CFA's deal with local city planning, food security and the environment all at the same time.
In the Thompson article, he said that a small group of people make the decisions for the whole and there needs to be more facilitated community discussion.
The steps to involve more people are to educate, use local newspapers to talk about the issues and to have town meetings. There should be experts assigned to focus groups to figure out the best possible alternatives the people can take to better their surroundings.
For if the people don't take control, the food corporations will (and they have).
According to Pothukuchi, there are three major streams of the food system; large corporations and grocery stores, food banks and the federal nutritional safety net.
Food businesses that make junk food have won out by saturating the market. In 1997, 94% of food advertisement dollars went to junk/fast food while 300,000 people die of obesity every year.
Urban planners can apply their knowledge of understanding community dynamics, spacial dimensions and policy making to strengthen CFA's.
They can do this by bringing communities togethor, focusing on transportation in (mostly low-income areas) that can bring people to a grocery store, creating neighborhood gardens and interacting with local lawmakers to provide incentives for grocery stores to set up shop in distressed areas.
Placing a food bank in a mixed use area will not attract a "criminal element" like some may argue but it will provide better access to good nutrition for all people; regardless of wealth, class or race.

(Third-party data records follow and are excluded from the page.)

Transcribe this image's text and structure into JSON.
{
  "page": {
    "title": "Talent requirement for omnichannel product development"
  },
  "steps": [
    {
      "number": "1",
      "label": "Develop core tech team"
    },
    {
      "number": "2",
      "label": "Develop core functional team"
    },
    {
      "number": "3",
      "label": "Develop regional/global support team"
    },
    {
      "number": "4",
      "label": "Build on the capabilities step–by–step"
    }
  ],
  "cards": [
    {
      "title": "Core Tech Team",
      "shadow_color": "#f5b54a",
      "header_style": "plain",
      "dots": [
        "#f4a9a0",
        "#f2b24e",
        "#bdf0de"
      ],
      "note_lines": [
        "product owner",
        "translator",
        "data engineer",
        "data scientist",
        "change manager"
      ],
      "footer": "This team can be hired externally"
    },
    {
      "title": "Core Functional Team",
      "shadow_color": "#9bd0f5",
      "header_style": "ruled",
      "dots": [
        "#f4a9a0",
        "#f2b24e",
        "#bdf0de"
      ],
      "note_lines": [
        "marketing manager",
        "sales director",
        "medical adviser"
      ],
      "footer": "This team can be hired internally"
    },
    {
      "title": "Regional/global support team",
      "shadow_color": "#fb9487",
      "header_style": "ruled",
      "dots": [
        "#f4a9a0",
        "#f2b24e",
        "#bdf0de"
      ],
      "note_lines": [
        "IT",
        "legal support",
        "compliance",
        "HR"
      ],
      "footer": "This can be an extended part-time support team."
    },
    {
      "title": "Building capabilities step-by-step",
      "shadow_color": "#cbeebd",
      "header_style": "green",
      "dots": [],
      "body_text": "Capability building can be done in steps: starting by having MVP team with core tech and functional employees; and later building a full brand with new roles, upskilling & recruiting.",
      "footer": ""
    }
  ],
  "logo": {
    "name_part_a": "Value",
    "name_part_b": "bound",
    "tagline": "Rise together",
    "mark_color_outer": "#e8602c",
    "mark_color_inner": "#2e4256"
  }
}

Bobby I agree with your post. Planners need to utilize community food assessments to learn where there is gap in food distributions in a community. This includes food swamps as well as food deserts, and most notably where all the healthy food is. Making healthy food more accessible to low-income communities should be a integral aim of CFA's, because those numbers you have presented are very scary. To think that food businesses put so much money into advertising unhealthy food that society has no issue gobbling up, while food banks that can provide the food people need for nutrition or in cases of emergency is spun to appear "criminal". People, planners, government, and big businesses need to be educated on food systems to change this ideology.